ZeApelido
Active Member
Doesn't back propagation have the effect of turning any involved layers into a monolith? I'm seeing this as a case of a 'perception' network being nothing more than a starting point for the overall system's training. That is, after its initial training, nothing is going to require that the perception network deliver stop signs and lane lines. Those signals will be tweaked and tuned by the back propagation until the ultimate output - control - is optimized.
Tesla could
1) Do everything from scratch in a totally new architecture
2) Do an end-to-end architecture that incorporates some of the previous module architectures, but retrain the weights from scratch
3) Do an end-to-end that incorporates some of the previous module architectures, and initializes training using their initial weights.

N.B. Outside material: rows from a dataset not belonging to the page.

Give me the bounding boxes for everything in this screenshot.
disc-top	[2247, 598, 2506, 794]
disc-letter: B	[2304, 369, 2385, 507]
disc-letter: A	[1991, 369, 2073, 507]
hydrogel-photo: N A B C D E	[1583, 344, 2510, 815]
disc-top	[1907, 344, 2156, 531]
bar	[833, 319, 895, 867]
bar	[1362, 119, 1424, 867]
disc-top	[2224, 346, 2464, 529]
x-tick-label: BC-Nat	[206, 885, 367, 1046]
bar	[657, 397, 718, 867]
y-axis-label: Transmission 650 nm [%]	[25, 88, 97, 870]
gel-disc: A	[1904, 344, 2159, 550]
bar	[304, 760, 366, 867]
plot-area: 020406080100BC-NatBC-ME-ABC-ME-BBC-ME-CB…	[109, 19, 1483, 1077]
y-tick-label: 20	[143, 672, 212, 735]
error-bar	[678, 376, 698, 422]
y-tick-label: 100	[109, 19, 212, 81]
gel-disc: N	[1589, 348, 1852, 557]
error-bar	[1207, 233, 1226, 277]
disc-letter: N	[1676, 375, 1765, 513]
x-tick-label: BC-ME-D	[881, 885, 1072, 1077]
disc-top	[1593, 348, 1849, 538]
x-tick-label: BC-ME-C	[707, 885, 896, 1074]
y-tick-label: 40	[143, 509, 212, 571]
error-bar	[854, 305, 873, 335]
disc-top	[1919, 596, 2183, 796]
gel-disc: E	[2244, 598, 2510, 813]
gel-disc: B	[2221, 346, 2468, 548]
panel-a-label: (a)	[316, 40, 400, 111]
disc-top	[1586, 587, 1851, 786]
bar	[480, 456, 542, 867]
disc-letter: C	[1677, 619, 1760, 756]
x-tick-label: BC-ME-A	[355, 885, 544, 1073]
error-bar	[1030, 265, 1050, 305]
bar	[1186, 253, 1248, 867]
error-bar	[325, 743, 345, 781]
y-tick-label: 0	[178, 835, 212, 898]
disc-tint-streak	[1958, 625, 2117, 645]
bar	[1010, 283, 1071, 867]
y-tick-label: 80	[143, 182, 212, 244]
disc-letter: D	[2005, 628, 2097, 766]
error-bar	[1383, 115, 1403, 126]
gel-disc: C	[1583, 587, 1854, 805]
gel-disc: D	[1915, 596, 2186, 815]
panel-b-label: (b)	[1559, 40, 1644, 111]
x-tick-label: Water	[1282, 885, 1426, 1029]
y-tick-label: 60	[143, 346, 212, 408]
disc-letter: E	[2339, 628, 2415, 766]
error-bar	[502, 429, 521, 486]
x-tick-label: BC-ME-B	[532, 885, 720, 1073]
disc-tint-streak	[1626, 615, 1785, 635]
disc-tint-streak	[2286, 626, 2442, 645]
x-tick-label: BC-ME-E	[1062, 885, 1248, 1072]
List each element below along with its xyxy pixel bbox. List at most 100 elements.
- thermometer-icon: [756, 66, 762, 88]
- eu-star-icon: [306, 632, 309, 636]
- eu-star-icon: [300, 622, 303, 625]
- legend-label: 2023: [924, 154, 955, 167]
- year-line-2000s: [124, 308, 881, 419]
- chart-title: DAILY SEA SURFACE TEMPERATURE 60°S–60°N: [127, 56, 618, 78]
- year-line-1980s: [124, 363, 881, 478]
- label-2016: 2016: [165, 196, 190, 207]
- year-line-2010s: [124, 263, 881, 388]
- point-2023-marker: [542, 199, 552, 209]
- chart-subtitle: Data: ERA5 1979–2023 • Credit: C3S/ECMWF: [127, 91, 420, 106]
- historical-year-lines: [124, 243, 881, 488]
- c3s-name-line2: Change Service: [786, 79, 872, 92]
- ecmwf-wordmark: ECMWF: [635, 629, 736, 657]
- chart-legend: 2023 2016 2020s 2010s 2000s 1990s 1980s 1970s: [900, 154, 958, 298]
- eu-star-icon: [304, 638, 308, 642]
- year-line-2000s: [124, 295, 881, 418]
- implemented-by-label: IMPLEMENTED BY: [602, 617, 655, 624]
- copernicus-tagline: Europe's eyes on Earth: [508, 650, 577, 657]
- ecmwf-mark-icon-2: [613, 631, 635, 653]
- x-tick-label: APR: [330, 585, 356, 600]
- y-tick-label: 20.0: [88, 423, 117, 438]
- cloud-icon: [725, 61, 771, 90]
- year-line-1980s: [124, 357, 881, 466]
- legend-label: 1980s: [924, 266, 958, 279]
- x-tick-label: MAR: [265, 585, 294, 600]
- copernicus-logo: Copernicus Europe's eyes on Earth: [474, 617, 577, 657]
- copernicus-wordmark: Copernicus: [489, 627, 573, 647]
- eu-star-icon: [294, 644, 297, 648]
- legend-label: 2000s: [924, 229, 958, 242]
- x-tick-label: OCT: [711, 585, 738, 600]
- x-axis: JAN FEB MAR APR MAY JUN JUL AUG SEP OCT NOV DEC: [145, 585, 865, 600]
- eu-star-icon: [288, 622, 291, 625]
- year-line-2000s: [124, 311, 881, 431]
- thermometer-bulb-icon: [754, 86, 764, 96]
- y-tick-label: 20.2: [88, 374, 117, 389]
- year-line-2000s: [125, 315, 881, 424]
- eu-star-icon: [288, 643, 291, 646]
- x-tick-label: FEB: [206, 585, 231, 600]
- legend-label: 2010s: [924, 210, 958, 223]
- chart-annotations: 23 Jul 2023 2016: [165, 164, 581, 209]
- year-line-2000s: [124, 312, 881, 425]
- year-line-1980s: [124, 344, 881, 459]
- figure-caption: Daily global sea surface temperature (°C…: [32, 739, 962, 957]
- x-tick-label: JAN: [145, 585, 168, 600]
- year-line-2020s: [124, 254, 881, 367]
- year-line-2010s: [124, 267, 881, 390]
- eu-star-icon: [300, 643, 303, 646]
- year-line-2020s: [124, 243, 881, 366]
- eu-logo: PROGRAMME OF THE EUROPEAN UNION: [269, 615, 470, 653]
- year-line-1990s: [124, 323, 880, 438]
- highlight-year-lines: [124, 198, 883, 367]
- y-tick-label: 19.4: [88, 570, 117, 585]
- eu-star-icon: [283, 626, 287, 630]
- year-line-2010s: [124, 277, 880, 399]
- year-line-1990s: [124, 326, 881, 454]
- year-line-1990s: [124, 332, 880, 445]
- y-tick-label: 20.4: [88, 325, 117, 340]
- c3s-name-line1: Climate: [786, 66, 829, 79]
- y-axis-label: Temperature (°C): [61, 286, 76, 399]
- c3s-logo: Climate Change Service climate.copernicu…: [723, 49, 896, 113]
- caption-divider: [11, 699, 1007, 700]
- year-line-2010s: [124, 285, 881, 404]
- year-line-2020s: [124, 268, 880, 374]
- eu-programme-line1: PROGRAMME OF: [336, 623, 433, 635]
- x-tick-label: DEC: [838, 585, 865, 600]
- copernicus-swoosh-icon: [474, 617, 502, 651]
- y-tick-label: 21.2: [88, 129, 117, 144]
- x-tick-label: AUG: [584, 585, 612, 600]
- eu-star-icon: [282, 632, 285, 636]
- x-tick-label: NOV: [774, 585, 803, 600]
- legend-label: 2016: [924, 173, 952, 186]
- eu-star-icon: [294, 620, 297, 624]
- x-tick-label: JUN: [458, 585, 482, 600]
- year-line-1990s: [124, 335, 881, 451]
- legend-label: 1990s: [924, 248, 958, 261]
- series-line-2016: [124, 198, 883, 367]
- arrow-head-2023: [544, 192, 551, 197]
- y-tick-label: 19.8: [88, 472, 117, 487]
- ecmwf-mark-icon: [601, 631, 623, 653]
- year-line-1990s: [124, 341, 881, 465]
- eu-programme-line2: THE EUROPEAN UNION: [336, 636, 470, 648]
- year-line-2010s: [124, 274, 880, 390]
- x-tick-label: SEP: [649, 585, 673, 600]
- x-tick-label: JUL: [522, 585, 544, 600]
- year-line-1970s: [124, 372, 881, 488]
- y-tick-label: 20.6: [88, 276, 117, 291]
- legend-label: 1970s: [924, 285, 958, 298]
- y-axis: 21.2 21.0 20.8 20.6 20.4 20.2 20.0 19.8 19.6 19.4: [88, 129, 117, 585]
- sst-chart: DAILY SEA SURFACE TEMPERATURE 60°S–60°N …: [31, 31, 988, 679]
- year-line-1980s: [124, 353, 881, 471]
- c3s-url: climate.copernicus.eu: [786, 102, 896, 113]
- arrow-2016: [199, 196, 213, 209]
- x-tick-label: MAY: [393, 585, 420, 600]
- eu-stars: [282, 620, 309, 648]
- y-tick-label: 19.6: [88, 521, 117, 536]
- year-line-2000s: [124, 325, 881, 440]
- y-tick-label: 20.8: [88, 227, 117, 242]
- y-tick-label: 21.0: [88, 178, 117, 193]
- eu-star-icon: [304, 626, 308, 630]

My guess is they are doing #3 at least wrt to the perception stack. They will lop the core layers of that thing into their V12 architecture. They will probably cut of a few of the last layers (which are usually used for the final classification / regression outputs) so they *won't* have explicit output or backprop on things like object detection, segmentation, kinematics, etc... but they will start with the same weights for the layers that do the heavy lifting of perception.
When they train, they can choose to allow those weights to still be updated, or they can freeze them if they so choose. I have no idea what they are doing now, but ultimately I would think you would want to unfreeze them to allow the model to find more robust modeling of all the nuances found in real data.
So working up to V12 via V9, V10, and V11 is not a lost cause. Some of those models can be incorporated into V12 and in weight-initialization, which can dramatically speed up training time. And if not that, they are still useful for training debugging outputs like visualizations.